Relearning Patent Law

By Kyu Hee Chu

Reviewed by Jennifer Williams

The law is constantly evolving. Sounds like something you would hear in a first-year law school class, but it’s true.  If you are a lawyer practicing patent law, you probably have been re-familiarized with that concept very recently – as a result of the America Invents Act.  Just last Friday (September 16, 2011), President Obama signed the patent reform bill into law, and now it’s time to learn the new rules.

Out of the many changes that the act calls for, some of the “major” changes that have been receiving much attention are:

1. First inventor to file: The America Invents Act now allows a patent to be awarded to the inventor who first files a patent application, rather than to the one who first comes up with the invention and files later (which was the old U.S. patent system).

2. Challenging patents: Under the new act, a) people will be able to ask the USPTO to review a patent on any grounds within 9 months of the patent grant date, b) there will be a new “transitional proceeding” which will make it easier to challenge business method patents, and c) there will be a proceeding dealing with allegations that the inventor improperly derived his or her invention from someone else.

3. More funding: The act provides for more funding to help speed up the patent examination process.[1]

There is much optimism for the act, including from President Obama, who believes that the act will help the U.S. Patent and Trademark Office by allowing it to hire more people and thus go through the applications that currently need to be reviewed more quickly and efficiently.[2]
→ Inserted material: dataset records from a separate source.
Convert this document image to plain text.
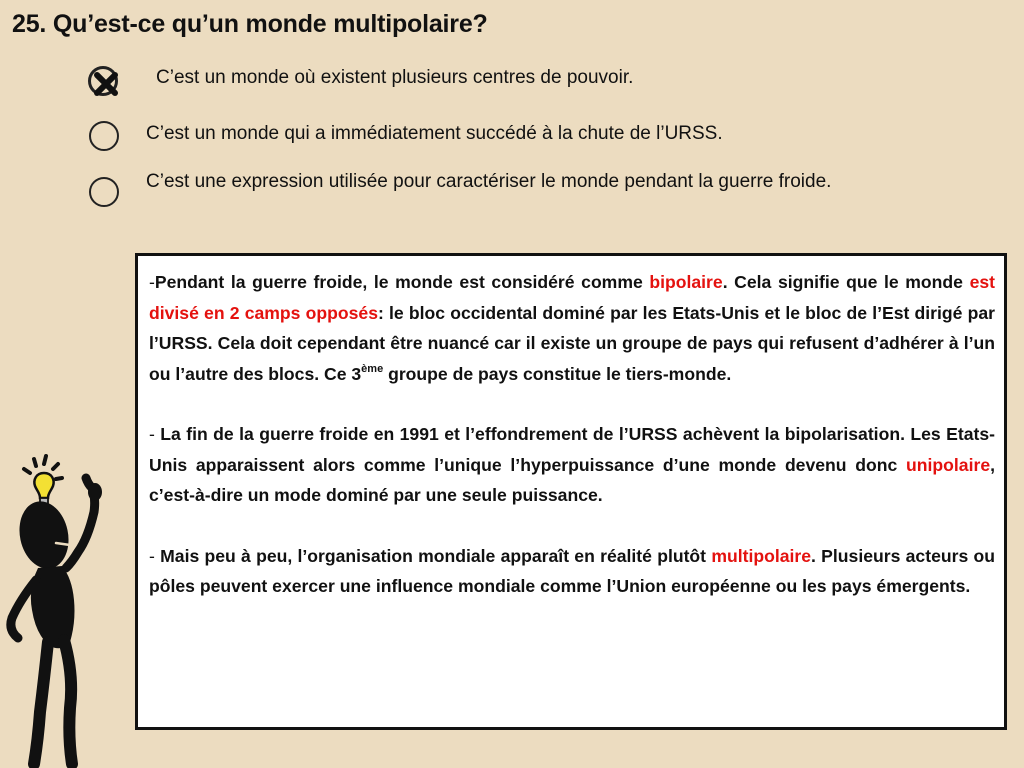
25. Qu’est-ce qu’un monde multipolaire?
C’est un monde où existent plusieurs centres de pouvoir.
C’est un monde qui a immédiatement succédé à la chute de l’URSS.
C’est une expression utilisée pour caractériser le monde pendant la guerre froide.

-Pendant la guerre froide, le monde est considéré comme bipolaire. Cela signifie que le monde est divisé en 2 camps opposés: le bloc occidental dominé par les Etats-Unis et le bloc de l’Est dirigé par l’URSS. Cela doit cependant être nuancé car il existe un groupe de pays qui refusent d’adhérer à l’un ou l’autre des blocs. Ce 3ème groupe de pays constitue le tiers-monde.

- La fin de la guerre froide en 1991 et l’effondrement de l’URSS achèvent la bipolarisation. Les Etats-Unis apparaissent alors comme l’unique l’hyperpuissance d’une monde devenu donc unipolaire, c’est-à-dire un mode dominé par une seule puissance.

- Mais peu à peu, l’organisation mondiale apparaît en réalité plutôt multipolaire. Plusieurs acteurs ou pôles peuvent exercer une influence mondiale comme l’Union européenne ou les pays émergents.
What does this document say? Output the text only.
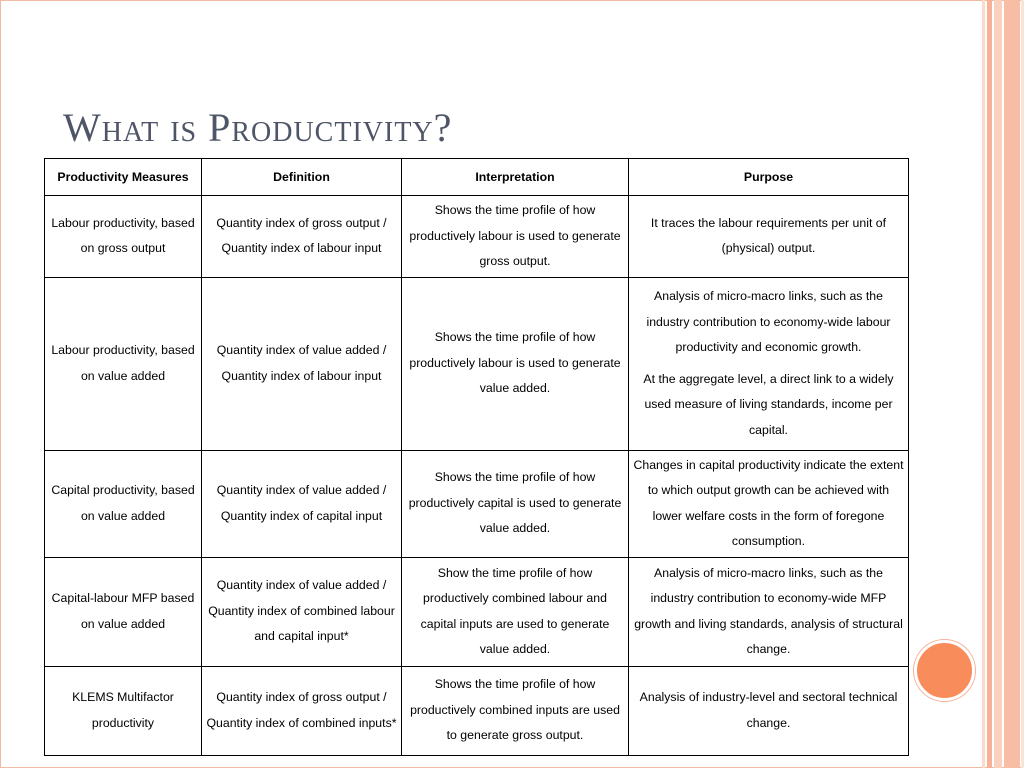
What is Productivity?
Productivity Measures	Definition	Interpretation	Purpose
Labour productivity, based on gross output	Quantity index of gross output / Quantity index of labour input	Shows the time profile of how productively labour is used to generate gross output.	It traces the labour requirements per unit of (physical) output.

Labour productivity, based on value added	Quantity index of value added / Quantity index of labour input	Shows the time profile of how productively labour is used to generate value added.	Analysis of micro-macro links, such as the industry contribution to economy-wide labour productivity and economic growth.

At the aggregate level, a direct link to a widely used measure of living standards, income per capital.

Capital productivity, based on value added	Quantity index of value added / Quantity index of capital input	Shows the time profile of how productively capital is used to generate value added.	Changes in capital productivity indicate the extent to which output growth can be achieved with lower welfare costs in the form of foregone consumption.

Capital-labour MFP based on value added	Quantity index of value added / Quantity index of combined labour and capital input*	Show the time profile of how productively combined labour and capital inputs are used to generate value added.	Analysis of micro-macro links, such as the industry contribution to economy-wide MFP growth and living standards, analysis of structural change.

KLEMS Multifactor productivity	Quantity index of gross output / Quantity index of combined inputs*	Shows the time profile of how productively combined inputs are used to generate gross output.	Analysis of industry-level and sectoral technical change.
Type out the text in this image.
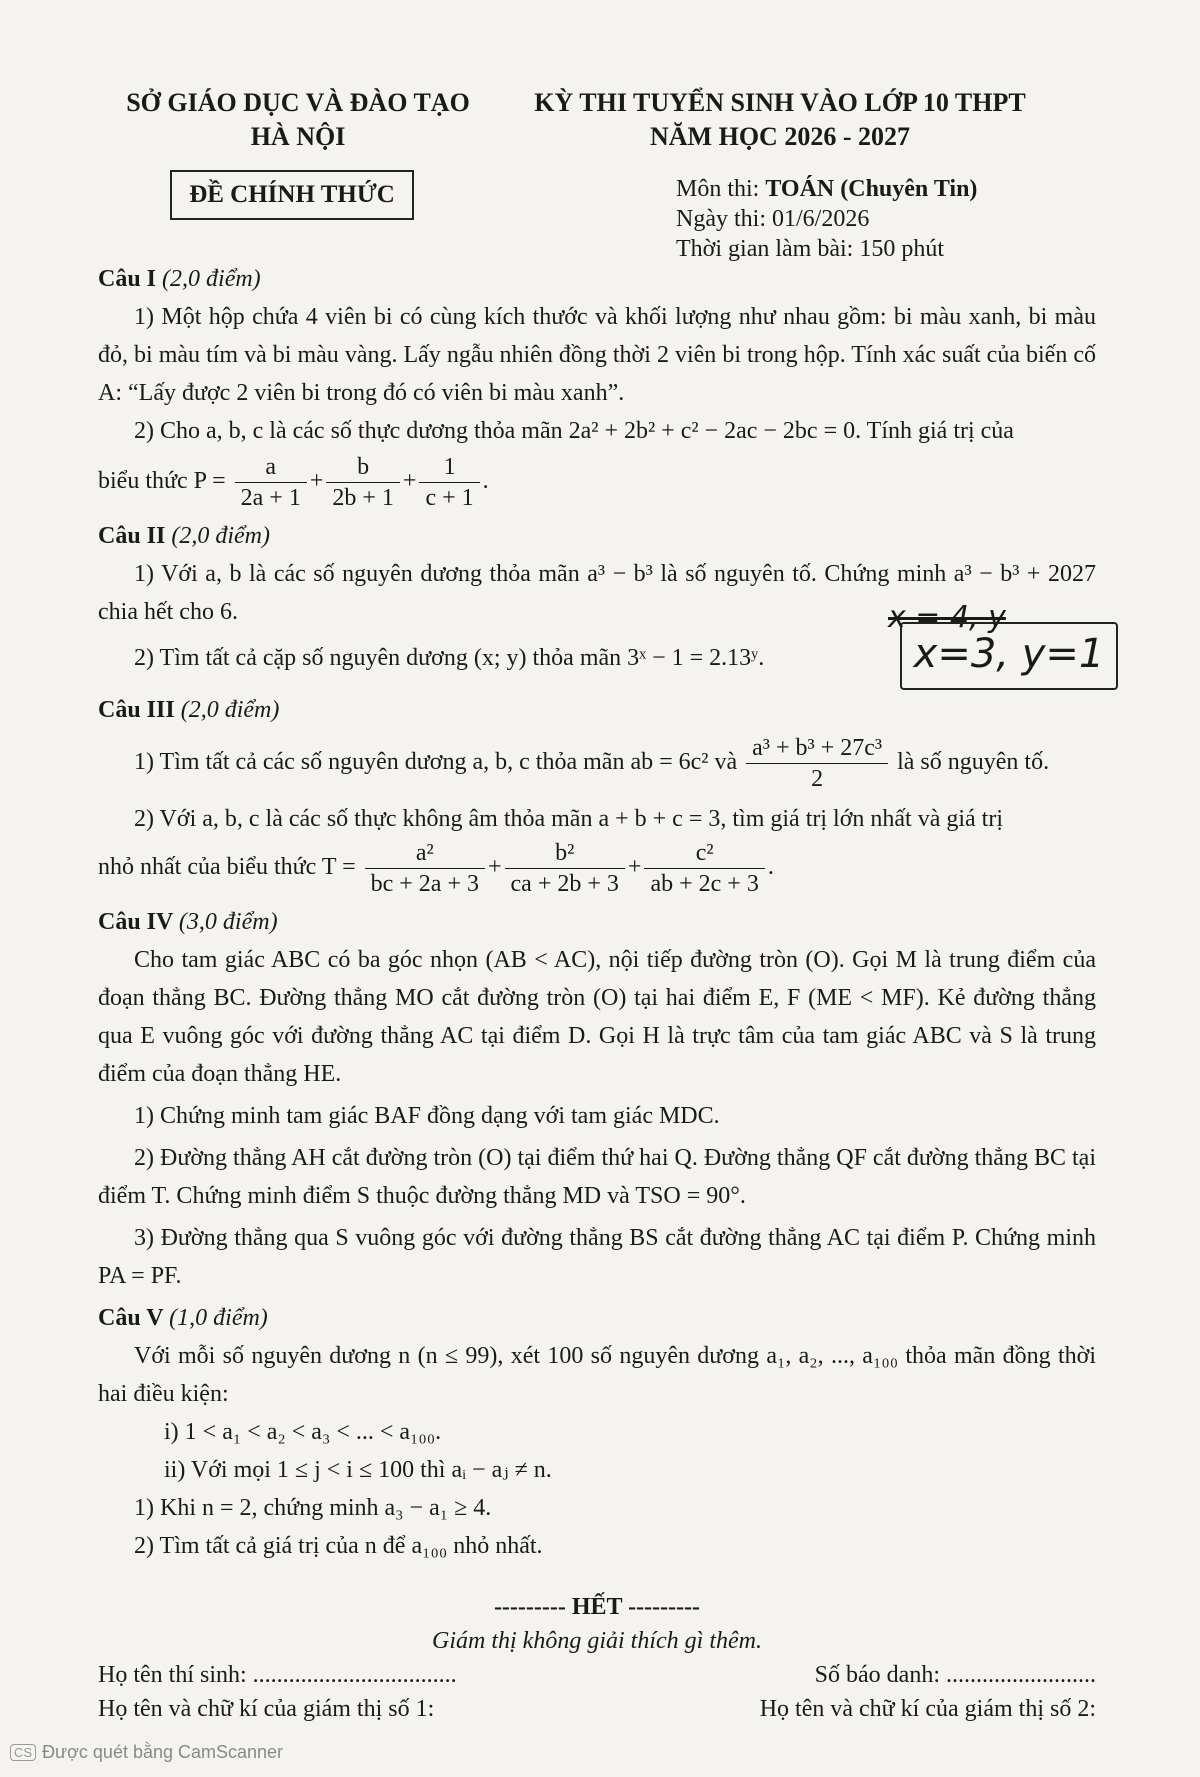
SỞ GIÁO DỤC VÀ ĐÀO TẠO
HÀ NỘI
KỲ THI TUYỂN SINH VÀO LỚP 10 THPT
NĂM HỌC 2026 - 2027
ĐỀ CHÍNH THỨC	Môn thi: TOÁN (Chuyên Tin)
Ngày thi: 01/6/2026
Thời gian làm bài: 150 phút
x = 4, y
x=3, y=1
Câu I (2,0 điểm)

1) Một hộp chứa 4 viên bi có cùng kích thước và khối lượng như nhau gồm: bi màu xanh, bi màu đỏ, bi màu tím và bi màu vàng. Lấy ngẫu nhiên đồng thời 2 viên bi trong hộp. Tính xác suất của biến cố A: “Lấy được 2 viên bi trong đó có viên bi màu xanh”.

2) Cho a, b, c là các số thực dương thỏa mãn 2a² + 2b² + c² − 2ac − 2bc = 0. Tính giá trị của

biểu thức $P = \frac{a}{2a + 1} + \frac{b}{2b + 1} + \frac{1}{c + 1}$ .
Câu II (2,0 điểm)

1) Với a, b là các số nguyên dương thỏa mãn a³ − b³ là số nguyên tố. Chứng minh a³ − b³ + 2027 chia hết cho 6.

2) Tìm tất cả cặp số nguyên dương (x; y) thỏa mãn 3ˣ − 1 = 2.13ʸ.

Câu III (2,0 điểm)
1) Tìm tất cả các số nguyên dương a, b, c thỏa mãn ab = 6c² và $\frac{\text{a³ + b³ + 27c³}}{2}$ là số nguyên tố.

2) Với a, b, c là các số thực không âm thỏa mãn a + b + c = 3, tìm giá trị lớn nhất và giá trị

nhỏ nhất của biểu thức $T = \frac{\text{a²}}{bc + 2a + 3} + \frac{\text{b²}}{ca + 2b + 3} + \frac{\text{c²}}{ab + 2c + 3}$ .
Câu IV (3,0 điểm)

Cho tam giác ABC có ba góc nhọn (AB < AC), nội tiếp đường tròn (O). Gọi M là trung điểm của đoạn thẳng BC. Đường thẳng MO cắt đường tròn (O) tại hai điểm E, F (ME < MF). Kẻ đường thẳng qua E vuông góc với đường thẳng AC tại điểm D. Gọi H là trực tâm của tam giác ABC và S là trung điểm của đoạn thẳng HE.

1) Chứng minh tam giác BAF đồng dạng với tam giác MDC.

2) Đường thẳng AH cắt đường tròn (O) tại điểm thứ hai Q. Đường thẳng QF cắt đường thẳng BC tại điểm T. Chứng minh điểm S thuộc đường thẳng MD và TSO = 90°.

3) Đường thẳng qua S vuông góc với đường thẳng BS cắt đường thẳng AC tại điểm P. Chứng minh PA = PF.

Câu V (1,0 điểm)

Với mỗi số nguyên dương n (n ≤ 99), xét 100 số nguyên dương a₁, a₂, ..., a₁₀₀ thỏa mãn đồng thời hai điều kiện:

i) 1 < a₁ < a₂ < a₃ < ... < a₁₀₀.
ii) Với mọi 1 ≤ j < i ≤ 100 thì aᵢ − aⱼ ≠ n.
1) Khi n = 2, chứng minh a₃ − a₁ ≥ 4.
2) Tìm tất cả giá trị của n để a₁₀₀ nhỏ nhất.
--------- HẾT ---------
Giám thị không giải thích gì thêm.
Họ tên thí sinh: ..................................	Số báo danh: .........................
Họ tên và chữ kí của giám thị số 1:	Họ tên và chữ kí của giám thị số 2:
CS Được quét bằng CamScanner
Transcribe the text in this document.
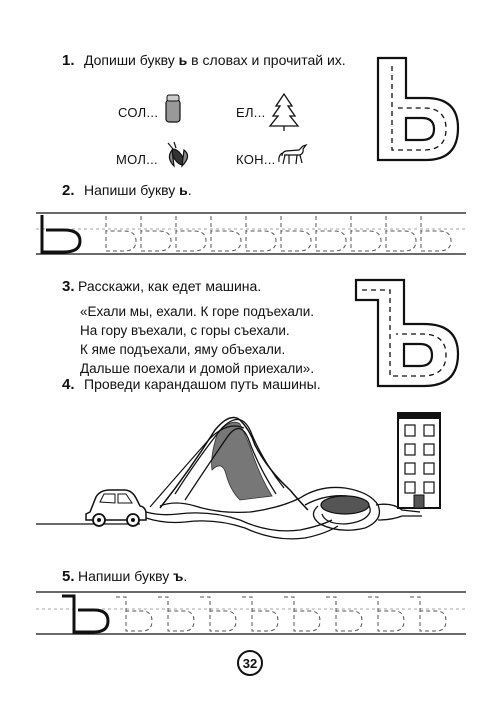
1. Допиши букву ь в словах и прочитай их.
СОЛ...	ЕЛ...
МОЛ...	КОН...
2. Напиши букву ь.
3. Расскажи, как едет машина.
«Ехали мы, ехали. К горе подъехали.
На гору въехали, с горы съехали.
К яме подъехали, яму объехали.
Дальше поехали и домой приехали».
4. Проведи карандашом путь машины.
5. Напиши букву ъ.
32
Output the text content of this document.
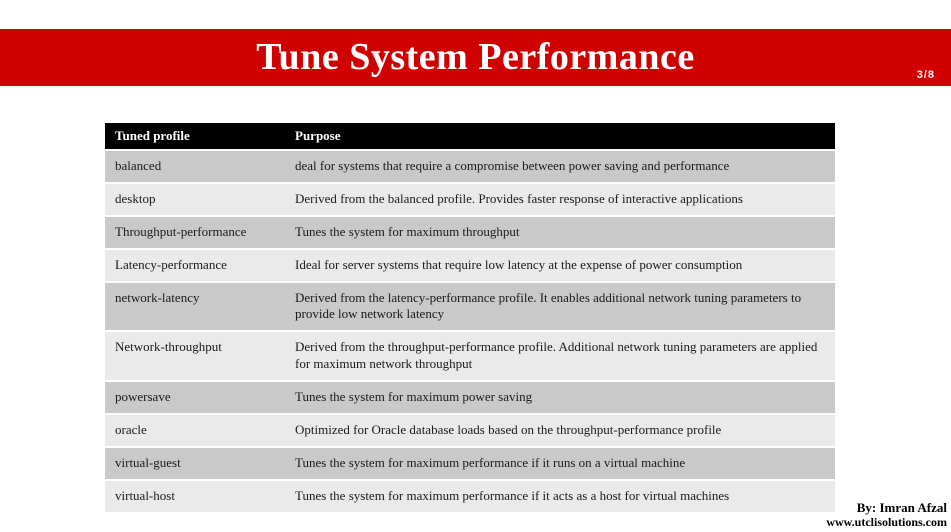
Tune System Performance	3/8
Tuned profile	Purpose
balanced	deal for systems that require a compromise between power saving and performance
desktop	Derived from the balanced profile. Provides faster response of interactive applications
Throughput-performance	Tunes the system for maximum throughput
Latency-performance	Ideal for server systems that require low latency at the expense of power consumption
network-latency	Derived from the latency-performance profile. It enables additional network tuning parameters to provide low network latency
Network-throughput	Derived from the throughput-performance profile. Additional network tuning parameters are applied for maximum network throughput
powersave	Tunes the system for maximum power saving
oracle	Optimized for Oracle database loads based on the throughput-performance profile
virtual-guest	Tunes the system for maximum performance if it runs on a virtual machine
virtual-host	Tunes the system for maximum performance if it acts as a host for virtual machines
By: Imran Afzal
www.utclisolutions.com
However, there is also much dissatisfaction with the act – because many people believe that the new law doesn’t do much to actually change many of the existing problems. One of the criticisms of some of the changes in the new law, especially the changes in challenging patents, is that the new procedures will not really allow the ordinary person to challenge patents unless they are very diligent in monitoring the USPTO and that if people do not become aware of the patents until later, in effect the new changes will not be offering ordinary people any new real chances at challenging patents.[3]

Who is right? Will the new patent act bring the changes that it is intended to bring or will it end up being an act that nobody really worries about? As it usually is with the law, we will have to wait and see, but both sides have valid points – it seems likely that the increased funding will help speed up the patent examination process, but at the same time, the new changes in challenging patents may not be as effective as it is intended to be. Whatever happens, the fact that a new patent act has been passed is in itself a great achievement and shows that there is growing interest in the intellectual property arena.